YOL
YOL
“Yolunda yürüyen bir yolcunun yalnız ufku görmesi kâfi değildir.Ufkun ötesini de görmesi ve bilmesi lâzımdır.”
Yukarıda yazdığımız bu güzel tanımlamanın sahibi Mustafa Kemal Atatürk…
Yol,bizi hedefimize ulaştıracagı için insan hayatında önemli yer tutar.
İnsan zaten yolda olandır.
Menzil almak isteyen yola düşer.
Erken kalkan yol alır.
Bizim yol dediğimize Batı strateji derdi şimdi biz de öyle diyoruz.
Türkiye tarihinin en önemli yolbaşçısı olarak Atatürk’ün yukarıda alıntıladığımız sözü önemlidir.
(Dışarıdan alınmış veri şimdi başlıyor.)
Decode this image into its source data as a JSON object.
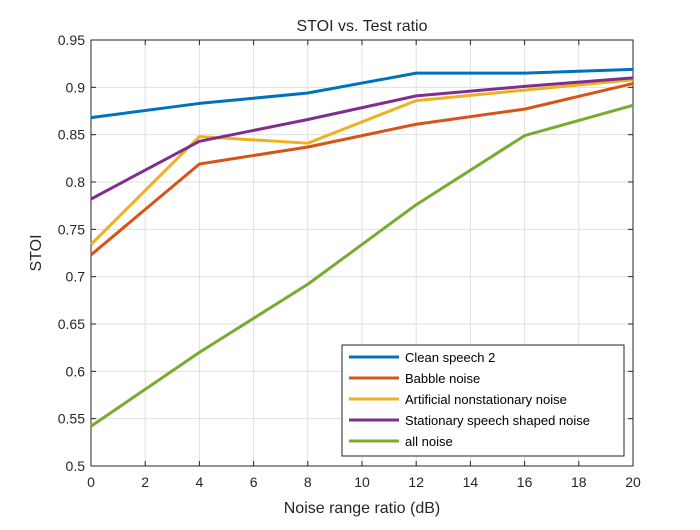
{
  "chart_data": {
    "type": "line",
    "title": "STOI vs. Test ratio",
    "xlabel": "Noise range ratio (dB)",
    "ylabel": "STOI",
    "x": [
      0,
      4,
      8,
      12,
      16,
      20
    ],
    "xlim": [
      0,
      20
    ],
    "ylim": [
      0.5,
      0.95
    ],
    "xticks": [
      "0",
      "2",
      "4",
      "6",
      "8",
      "10",
      "12",
      "14",
      "16",
      "18",
      "20"
    ],
    "yticks": [
      "0.5",
      "0.55",
      "0.6",
      "0.65",
      "0.7",
      "0.75",
      "0.8",
      "0.85",
      "0.9",
      "0.95"
    ],
    "grid": true,
    "legend_position": "bottom-right",
    "series": [
      {
        "name": "Clean speech 2",
        "color": "#0072BD",
        "values": [
          0.868,
          0.883,
          0.894,
          0.915,
          0.915,
          0.919
        ]
      },
      {
        "name": "Babble noise",
        "color": "#D95319",
        "values": [
          0.723,
          0.819,
          0.837,
          0.861,
          0.877,
          0.904
        ]
      },
      {
        "name": "Artificial nonstationary noise",
        "color": "#EDB120",
        "values": [
          0.734,
          0.848,
          0.841,
          0.886,
          0.897,
          0.908
        ]
      },
      {
        "name": "Stationary speech shaped noise",
        "color": "#7E2F8E",
        "values": [
          0.782,
          0.843,
          0.866,
          0.891,
          0.901,
          0.91
        ]
      },
      {
        "name": "all noise",
        "color": "#77AC30",
        "values": [
          0.542,
          0.62,
          0.692,
          0.776,
          0.849,
          0.881
        ]
      }
    ]
  }
}
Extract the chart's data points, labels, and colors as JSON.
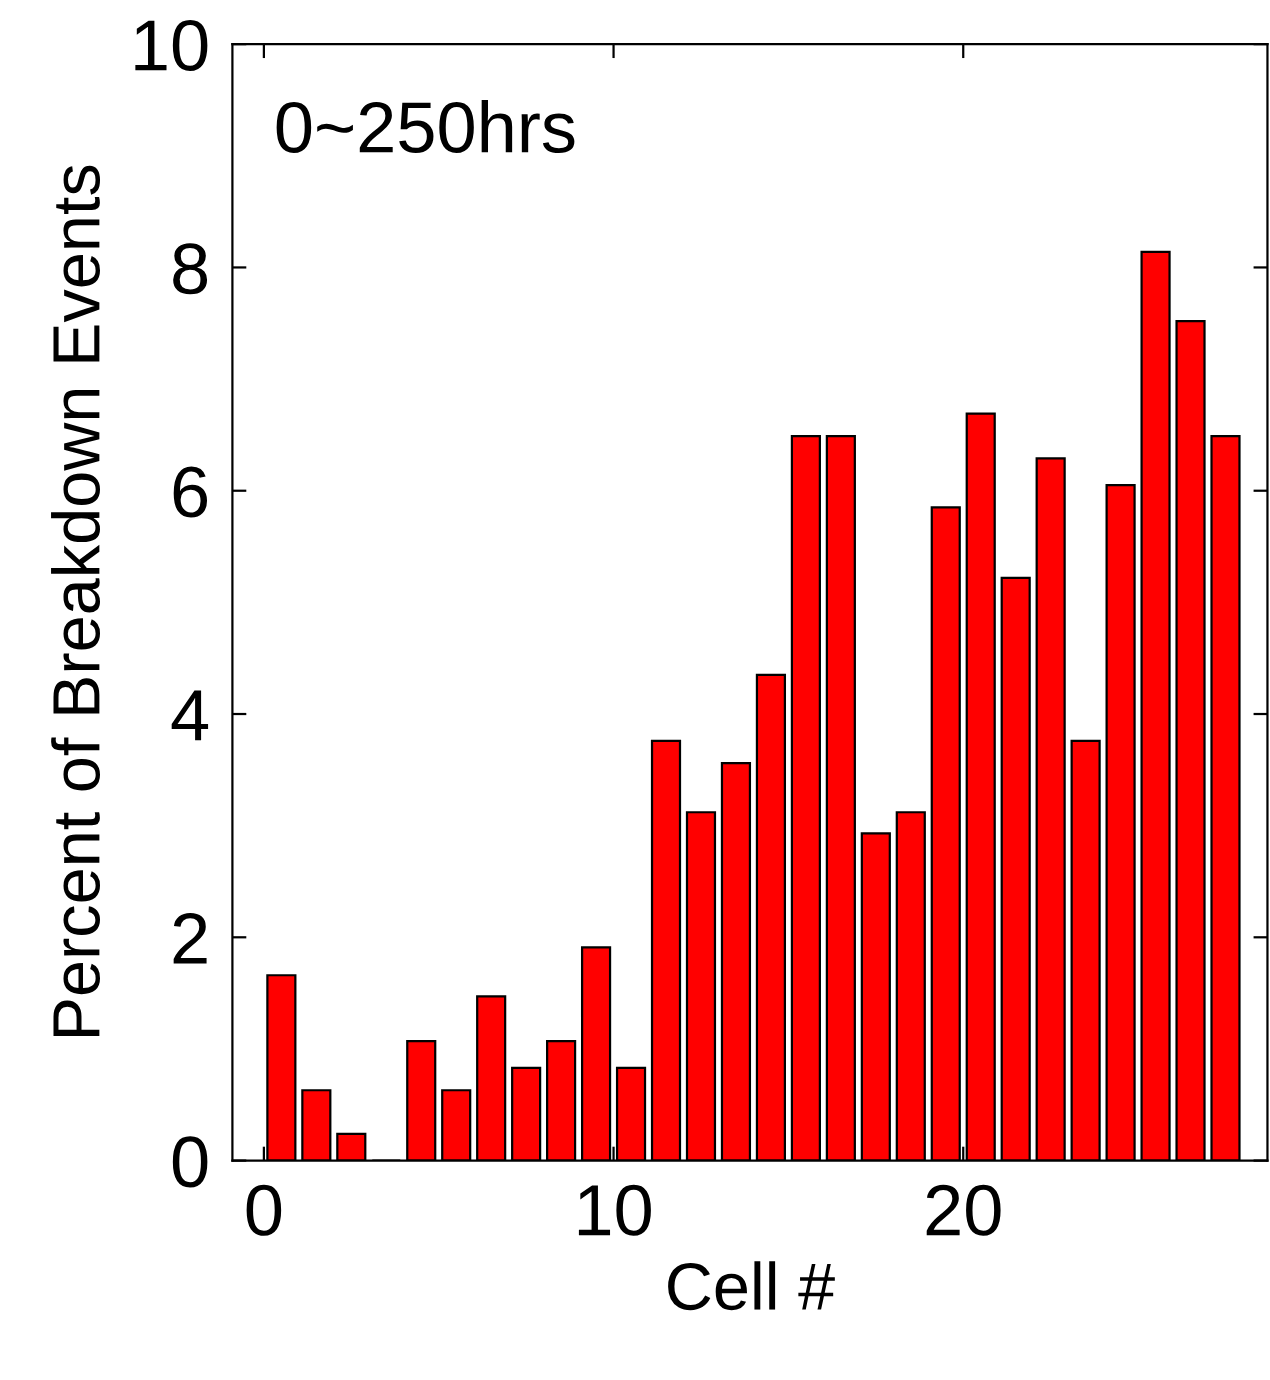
{
  "chart_data": {
    "type": "bar",
    "x": [
      0.5,
      1.5,
      2.5,
      3.5,
      4.5,
      5.5,
      6.5,
      7.5,
      8.5,
      9.5,
      10.5,
      11.5,
      12.5,
      13.5,
      14.5,
      15.5,
      16.5,
      17.5,
      18.5,
      19.5,
      20.5,
      21.5,
      22.5,
      23.5,
      24.5,
      25.5,
      26.5,
      27.5
    ],
    "values": [
      1.66,
      0.63,
      0.24,
      0,
      1.07,
      0.63,
      1.47,
      0.83,
      1.07,
      1.91,
      0.83,
      3.76,
      3.12,
      3.56,
      4.35,
      6.49,
      6.49,
      2.93,
      3.12,
      5.85,
      6.69,
      5.22,
      6.29,
      3.76,
      6.05,
      8.14,
      7.52,
      6.49
    ],
    "color": "#ff0000",
    "xlabel": "Cell #",
    "ylabel": "Percent of Breakdown Events",
    "annotations": [
      "0~250hrs"
    ],
    "xlim": [
      -0.9,
      28.7
    ],
    "xticks": [
      0,
      10,
      20
    ],
    "ylim": [
      0,
      10
    ],
    "yticks": [
      0,
      2,
      4,
      6,
      8,
      10
    ],
    "grid": false,
    "legend": false
  }
}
Bu sözün sahibi olarak kendisi de daima yolda olmuş ve yalnız ufku görmekle yetinmemiş,ufkun ötesini de görmek için büyük çaba sarf etmiştir.
Günümüz Türkiye Cumhuriyeti daimi yolda olan ufku ve ötesini gören dahi bir zihnin eseridir.
Sürekli olgunlaşmacı, ilerici ve devrimci bir perspektifle yol almak elbette bizi geliştirip dünden daha iyi yapacaktır.
Tarihî misyonumuz olarak adeta destanlaşan meşhur “Kızıl Elma ” da bu tarif içinde pekâlâ değerlendirilebilir.
Kızıl Elma: Yolda yürümek, ufku görmek, ufkun da ötesini görmeye çalışmak…
Hayat yolunda hepimiz bir yolcuyuz.
İki kapılı bir handa gidiyoruz gündüz gece..
Hacca giden karınca hikayesi hepimizin malumudur.”Ömrün boyu yürüsen varamazsın” diyenlere ne demişti karınca:-Olsun yolunda ölürüm ya…
Bir özdeyişte Konfüçyüs’ten gelsin :
“Ya bir yol bul;Ya bir yol aç;Ya da yoldan çekil…”
İnsanın yolla olan ilişkisini belirlemek adına güzel bir kavramsal çerçeve çizmiş Konfüçyüs…
Öyleyse sizlere YOLUNUZ AÇIK OLSUN demeden önce bir de Dücane Cündioğlu bir aforizma söylesin:
“Yürümeye devam et;YOL seni terbiye eder.